Illinois government workers won a temporary halt to a 2013 law passed to fix the state’s $100 billion pension shortfall while they fight it in court.
The law would reduce cost-of-living adjustments and raise the retirement age for workers who are now 45 or younger. The unions have sued Illinois Governor Pat Quinn, a Democrat, and other officials, contending the reductions are barred by the state’s constitution.
Circuit Court Judge John Belz in Springfield, the state capital, yesterday stopped the scheduled June 1 implementation of the law pending a final decision on whether the benefit cuts in the measure are permissible.
Illinois has the most underfunded pension system in the nation and led U.S. states in losing ground every year from 2007 to 2012 in socking away enough assets to pay retired workers. It was the most-populous of five states, including Kentucky, North Dakota, Oregon and Vermont, where pension-funding ratios fell at least 21 percentage points during those years, according to data compiled by Bloomberg.
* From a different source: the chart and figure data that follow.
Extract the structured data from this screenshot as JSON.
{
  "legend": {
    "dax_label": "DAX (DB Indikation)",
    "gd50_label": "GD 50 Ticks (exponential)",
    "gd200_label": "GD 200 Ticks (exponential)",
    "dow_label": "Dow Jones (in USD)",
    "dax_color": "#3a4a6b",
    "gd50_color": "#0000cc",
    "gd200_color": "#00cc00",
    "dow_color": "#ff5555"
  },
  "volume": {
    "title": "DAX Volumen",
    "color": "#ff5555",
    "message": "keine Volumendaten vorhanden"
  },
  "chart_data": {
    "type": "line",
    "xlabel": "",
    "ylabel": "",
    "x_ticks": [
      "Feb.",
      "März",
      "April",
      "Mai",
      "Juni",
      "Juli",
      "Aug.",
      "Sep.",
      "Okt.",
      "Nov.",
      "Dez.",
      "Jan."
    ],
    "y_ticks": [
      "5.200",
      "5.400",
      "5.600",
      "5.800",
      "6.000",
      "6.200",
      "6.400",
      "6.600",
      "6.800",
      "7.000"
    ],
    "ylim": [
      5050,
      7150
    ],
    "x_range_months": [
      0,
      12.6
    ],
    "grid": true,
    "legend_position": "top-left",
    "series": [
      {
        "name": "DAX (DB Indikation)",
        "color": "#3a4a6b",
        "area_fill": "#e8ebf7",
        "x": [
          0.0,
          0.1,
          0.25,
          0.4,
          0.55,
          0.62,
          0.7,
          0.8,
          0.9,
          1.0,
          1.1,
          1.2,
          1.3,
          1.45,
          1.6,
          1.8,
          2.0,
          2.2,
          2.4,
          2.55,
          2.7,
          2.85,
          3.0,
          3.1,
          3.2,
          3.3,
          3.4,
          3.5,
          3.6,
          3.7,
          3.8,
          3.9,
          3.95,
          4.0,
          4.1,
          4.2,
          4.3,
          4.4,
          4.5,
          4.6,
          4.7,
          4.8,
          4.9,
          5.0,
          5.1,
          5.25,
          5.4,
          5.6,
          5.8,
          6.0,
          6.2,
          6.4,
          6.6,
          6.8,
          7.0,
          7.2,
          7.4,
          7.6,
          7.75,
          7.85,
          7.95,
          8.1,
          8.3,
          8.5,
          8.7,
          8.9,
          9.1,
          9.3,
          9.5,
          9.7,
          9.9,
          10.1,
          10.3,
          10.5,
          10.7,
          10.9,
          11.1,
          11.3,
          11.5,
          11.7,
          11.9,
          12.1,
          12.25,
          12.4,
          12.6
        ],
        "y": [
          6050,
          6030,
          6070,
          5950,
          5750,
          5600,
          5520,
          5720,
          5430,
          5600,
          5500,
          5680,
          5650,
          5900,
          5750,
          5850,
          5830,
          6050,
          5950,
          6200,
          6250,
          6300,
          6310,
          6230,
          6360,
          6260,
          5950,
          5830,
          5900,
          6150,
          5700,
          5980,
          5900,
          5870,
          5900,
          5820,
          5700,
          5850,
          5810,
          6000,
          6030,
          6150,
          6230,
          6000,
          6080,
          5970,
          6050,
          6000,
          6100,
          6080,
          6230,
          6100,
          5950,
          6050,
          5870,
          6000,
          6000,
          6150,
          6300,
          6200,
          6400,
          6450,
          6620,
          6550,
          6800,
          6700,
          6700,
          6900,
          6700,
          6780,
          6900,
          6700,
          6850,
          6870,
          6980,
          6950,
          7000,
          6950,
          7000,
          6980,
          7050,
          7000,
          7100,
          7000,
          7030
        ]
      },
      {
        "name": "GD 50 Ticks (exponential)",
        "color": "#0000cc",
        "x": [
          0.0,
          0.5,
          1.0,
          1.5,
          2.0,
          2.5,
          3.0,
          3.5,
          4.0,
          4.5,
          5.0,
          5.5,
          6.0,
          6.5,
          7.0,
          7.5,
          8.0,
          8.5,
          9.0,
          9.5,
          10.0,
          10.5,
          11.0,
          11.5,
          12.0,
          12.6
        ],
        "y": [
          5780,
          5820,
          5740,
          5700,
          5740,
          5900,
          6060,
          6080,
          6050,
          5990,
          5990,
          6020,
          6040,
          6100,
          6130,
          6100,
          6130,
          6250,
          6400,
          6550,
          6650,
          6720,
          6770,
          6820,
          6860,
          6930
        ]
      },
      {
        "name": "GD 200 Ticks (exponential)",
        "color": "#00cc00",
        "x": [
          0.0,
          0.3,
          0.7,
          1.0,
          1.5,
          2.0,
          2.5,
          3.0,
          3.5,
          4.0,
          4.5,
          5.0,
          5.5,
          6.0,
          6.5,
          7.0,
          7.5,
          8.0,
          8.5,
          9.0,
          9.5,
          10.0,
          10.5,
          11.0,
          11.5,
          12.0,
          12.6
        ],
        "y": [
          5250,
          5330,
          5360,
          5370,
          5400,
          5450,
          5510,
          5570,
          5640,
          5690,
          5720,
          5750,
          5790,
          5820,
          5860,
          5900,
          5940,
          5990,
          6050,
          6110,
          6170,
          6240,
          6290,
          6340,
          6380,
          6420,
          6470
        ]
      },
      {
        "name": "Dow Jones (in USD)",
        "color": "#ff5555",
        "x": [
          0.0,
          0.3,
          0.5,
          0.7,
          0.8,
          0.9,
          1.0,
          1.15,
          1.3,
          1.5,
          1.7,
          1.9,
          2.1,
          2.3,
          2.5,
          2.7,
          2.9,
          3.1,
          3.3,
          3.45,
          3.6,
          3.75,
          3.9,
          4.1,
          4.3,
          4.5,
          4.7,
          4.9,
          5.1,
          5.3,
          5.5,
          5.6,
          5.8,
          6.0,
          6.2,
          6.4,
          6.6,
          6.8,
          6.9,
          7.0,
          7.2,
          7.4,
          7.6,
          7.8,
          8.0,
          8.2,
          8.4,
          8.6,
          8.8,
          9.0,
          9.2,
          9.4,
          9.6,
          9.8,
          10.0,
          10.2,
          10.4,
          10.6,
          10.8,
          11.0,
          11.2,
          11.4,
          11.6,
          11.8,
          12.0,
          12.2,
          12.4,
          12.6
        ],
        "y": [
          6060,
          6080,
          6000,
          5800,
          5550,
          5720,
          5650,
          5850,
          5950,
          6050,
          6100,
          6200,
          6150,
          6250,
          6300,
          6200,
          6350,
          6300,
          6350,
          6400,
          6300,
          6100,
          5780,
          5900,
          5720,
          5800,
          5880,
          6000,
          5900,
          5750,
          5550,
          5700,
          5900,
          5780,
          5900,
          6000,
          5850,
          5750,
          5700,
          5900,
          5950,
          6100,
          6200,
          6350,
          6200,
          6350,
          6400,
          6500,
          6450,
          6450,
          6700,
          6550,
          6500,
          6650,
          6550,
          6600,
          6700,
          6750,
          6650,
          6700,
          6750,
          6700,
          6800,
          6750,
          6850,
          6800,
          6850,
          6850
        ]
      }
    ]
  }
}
Belz’s order will hurt taxpayers, Natalie Bauer, a spokeswoman for Illinois’ Democratic attorney general, Lisa Madigan, said in a statement.
“The goal of the pension reform law is to stabilize the pension systems,” she said. “Unfortunately, this decision will likely further burden the systems.”
The halt is “an important first step in our efforts to overturn this unfair, unconstitutional law and protect retirement security,” Michael T. Carrigan, president of the Illinois AFL-CIO, said in statement.
The union cases are in In re: Pension Reform Litigation, 2014 MR 1, Circuit Court, Sangamon County, Illinois (Springfield).